The Pentagon has officially released the final rule for the Cybersecurity Maturity Model Certification (CMMC) 2.0, setting the stage for full implementation by mid-2025. This new standard will require U.S. Department of Defense (DoD) contractors to meet specific cybersecurity requirements to better protect sensitive data and defense information.
Public inspection of the rule began last Friday, and formal publication is expected by today, October 15, according to the DoD. The certification is part of the Pentagon's broader effort to enhance cybersecurity practices across its supply chain.
For contractors, CMMC 2.0 introduces a streamlined model, combining self-assessments for lower-risk contractors and third-party assessments for higher-risk contractors. The goal is to ensure strong cybersecurity protections without overburdening smaller organizations.
"This rule streamlines and simplifies the process for small- and medium-sized businesses by reducing the number of assessment levels from the five in the original program to three under the new program," the Pentagon said in an October 11 press release.
The development represents a significant step in the DoD's plan to defend against growing cyber threats, and will impact thousands of contractors in the defense industrial base. Contractors should prepare now by reviewing their cybersecurity frameworks and preparing for compliance with the new standards.
"CMMC 2.0 is a fundamental shift in how the U.S. government is approaching the protection of unclassified information," said Max Shier, CISO at Optiv. "The standardization of cybersecurity requirements in how defense contractors and the supply chain supporting government contracts protect controlled unclassified information (CUI) was necessary because the defense industry was having information leakage at unprecedented levels, and there were no guarantees they were delivering uncompromised products. CMMC 2.0 addresses those concerns with a minimum acceptable standard in how the supply chain protects the government data entrusted to them.

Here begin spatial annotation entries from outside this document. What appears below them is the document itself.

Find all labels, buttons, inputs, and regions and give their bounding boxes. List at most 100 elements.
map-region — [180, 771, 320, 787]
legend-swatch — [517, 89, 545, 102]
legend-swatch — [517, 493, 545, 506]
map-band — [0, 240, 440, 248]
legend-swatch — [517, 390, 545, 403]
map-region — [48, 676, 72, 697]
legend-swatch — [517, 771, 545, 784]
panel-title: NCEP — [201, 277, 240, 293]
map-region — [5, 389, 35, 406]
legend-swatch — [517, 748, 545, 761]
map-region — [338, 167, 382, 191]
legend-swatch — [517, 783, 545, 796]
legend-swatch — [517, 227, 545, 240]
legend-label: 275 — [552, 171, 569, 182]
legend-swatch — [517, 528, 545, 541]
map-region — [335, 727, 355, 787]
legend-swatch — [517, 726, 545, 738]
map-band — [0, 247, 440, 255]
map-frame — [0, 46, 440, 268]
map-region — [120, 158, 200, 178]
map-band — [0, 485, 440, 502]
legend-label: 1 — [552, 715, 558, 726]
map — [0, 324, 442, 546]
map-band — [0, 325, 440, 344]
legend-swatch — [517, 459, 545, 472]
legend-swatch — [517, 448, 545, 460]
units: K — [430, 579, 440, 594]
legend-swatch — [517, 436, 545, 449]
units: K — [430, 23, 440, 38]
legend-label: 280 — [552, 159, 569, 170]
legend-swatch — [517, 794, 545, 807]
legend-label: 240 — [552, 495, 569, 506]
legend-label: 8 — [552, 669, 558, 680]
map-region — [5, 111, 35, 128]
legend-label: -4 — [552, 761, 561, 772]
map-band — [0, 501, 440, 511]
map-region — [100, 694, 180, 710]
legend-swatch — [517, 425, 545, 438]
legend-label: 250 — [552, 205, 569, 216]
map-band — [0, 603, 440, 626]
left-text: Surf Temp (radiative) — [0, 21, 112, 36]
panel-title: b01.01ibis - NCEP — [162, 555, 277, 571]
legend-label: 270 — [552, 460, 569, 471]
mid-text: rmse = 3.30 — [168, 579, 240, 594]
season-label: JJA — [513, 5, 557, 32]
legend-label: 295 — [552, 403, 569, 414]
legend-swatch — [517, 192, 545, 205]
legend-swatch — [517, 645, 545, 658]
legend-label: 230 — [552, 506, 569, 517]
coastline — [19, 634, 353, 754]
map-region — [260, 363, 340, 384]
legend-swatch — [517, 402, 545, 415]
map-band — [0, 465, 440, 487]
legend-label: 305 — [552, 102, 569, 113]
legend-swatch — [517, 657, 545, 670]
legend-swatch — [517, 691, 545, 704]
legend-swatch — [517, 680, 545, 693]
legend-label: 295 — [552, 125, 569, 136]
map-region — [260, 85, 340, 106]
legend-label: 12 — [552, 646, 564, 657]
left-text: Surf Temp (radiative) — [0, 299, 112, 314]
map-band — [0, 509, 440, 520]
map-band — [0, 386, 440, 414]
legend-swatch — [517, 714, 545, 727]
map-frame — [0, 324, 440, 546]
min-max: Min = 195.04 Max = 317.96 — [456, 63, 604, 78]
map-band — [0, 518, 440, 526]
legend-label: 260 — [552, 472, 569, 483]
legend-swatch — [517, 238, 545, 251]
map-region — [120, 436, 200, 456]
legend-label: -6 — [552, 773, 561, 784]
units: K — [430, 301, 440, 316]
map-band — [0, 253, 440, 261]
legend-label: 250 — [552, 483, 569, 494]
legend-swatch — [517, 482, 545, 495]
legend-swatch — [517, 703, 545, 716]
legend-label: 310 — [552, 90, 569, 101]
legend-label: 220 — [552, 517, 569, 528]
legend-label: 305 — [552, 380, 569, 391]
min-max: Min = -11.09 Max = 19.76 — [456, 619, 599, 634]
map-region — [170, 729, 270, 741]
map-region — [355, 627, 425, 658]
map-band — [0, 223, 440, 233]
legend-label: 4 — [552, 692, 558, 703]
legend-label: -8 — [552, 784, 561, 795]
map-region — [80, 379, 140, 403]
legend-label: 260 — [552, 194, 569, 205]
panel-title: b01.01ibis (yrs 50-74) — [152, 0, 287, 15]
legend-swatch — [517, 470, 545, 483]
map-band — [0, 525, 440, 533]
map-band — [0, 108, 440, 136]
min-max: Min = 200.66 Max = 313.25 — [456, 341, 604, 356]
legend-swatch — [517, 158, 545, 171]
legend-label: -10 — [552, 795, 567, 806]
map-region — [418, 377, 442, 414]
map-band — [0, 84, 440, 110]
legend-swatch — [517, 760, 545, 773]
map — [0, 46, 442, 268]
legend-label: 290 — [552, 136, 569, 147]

"Companies first need to do an assessment to understand what is contractually going to be required," Shier added. "It doesn't make sense to prepare for Level 3 compliance, the highest, when the company isn't going to be required to be certified at that level. Second, a roadmap needs to be developed to cover the gaps in compliance for what the organization is required to meet. Furthermore, the organization needs to ensure they are ready to sustain the level of compliance they are required to meet."

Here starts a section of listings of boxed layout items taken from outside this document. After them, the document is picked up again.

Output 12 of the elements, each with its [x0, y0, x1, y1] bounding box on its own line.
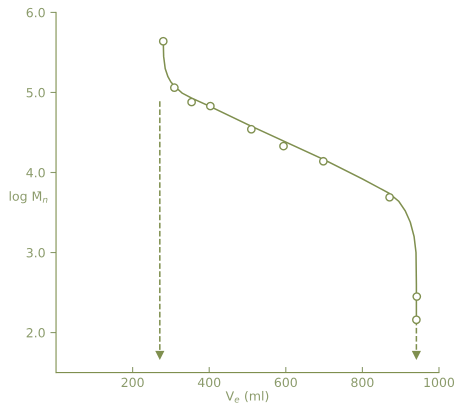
x-tick-label: 200: [122, 378, 144, 388]
x-tick-label: 400: [198, 378, 220, 388]
y-tick-label: 2.0: [26, 328, 45, 338]
y-tick-label: 3.0: [26, 248, 45, 258]
y-tick-label: 4.0: [26, 168, 45, 178]
x-tick-label: 1000: [424, 378, 454, 388]
x-tick-label: 800: [351, 378, 374, 388]
x-axis-title: V$_{e}$ (ml): [226, 390, 268, 403]
y-tick-label: 5.0: [26, 88, 45, 98]
y-axis-title: log M̄$_{n}$: [10, 191, 48, 204]
y-tick-label: 6.0: [26, 8, 45, 18]
x-tick-label: 600: [274, 378, 297, 388]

More from the U.S. Department of Defense press release:
"CMMC provides the tools to hold accountable entities or individuals that put U.S. information or systems at risk by knowingly misrepresenting their cybersecurity practices or protocols, or knowingly violating obligations to monitor and report cybersecurity incidents and breaches. The CMMC Program implements an annual affirmation requirement that is a key element for monitoring and enforcing accountability of a company's cybersecurity status.
With this revised CMMC Program, the Department also introduces Plans of Action and Milestones (POA&Ms). POA&Ms will be granted for specific requirements as outlined in the rule to allow a business to obtain conditional certification for 180 days while working to meet the NIST standards.
The benefits of CMMC include:
"New regulations often introduce compliance costs that favor larger players, leaving smaller contractors struggling to meet requirements," said to Narayana Pappu, CEO at ZenData. "It's encouraging to see the CMMC address this challenge by offering accredited Third-Party Assessment Organizations (C3PAOs) to provide expert guidance, helping contractors manage cybersecurity risks effectively. Additionally, the resources available on the DCMA/DIBCAC website support contractors in understanding and implementing necessary controls. The use of intermediary devices and specialized assets further offers flexible, cost-effective solutions for managing risks, making compliance more accessible for smaller businesses."
The DoD's follow-on Defense Federal Acquisition Regulation Supplement (DFARS) rule change to contractually implement the CMMC Program will be published in early to mid 2025. Once that rule is effective, DoD will include CMMC requirements in solicitations and contracts. Contractors who process, store, or transmit FCI or CUI must achieve the appropriate level of CMMC as a condition of contract award.
"There is a lot of confusion still as to the requirements for cloud-based services and FedRAMP equivalency," Shier said. "One of the first tasks an organization needs to accomplish when developing their CMMC strategy is to do a scoping exercise to determine what is in scope of a CMMC assessment and to determine where FedRAMP equivalency requirements apply to cloud-based assets or services. Second, an organization needs to ensure they have the proper documentation to support the external connection and service, including a controls responsibility matrix, data flow diagrams and any policies that apply to the service or capability. Lastly, an organization needs to ensure everything is documented in the system security plan or SSP."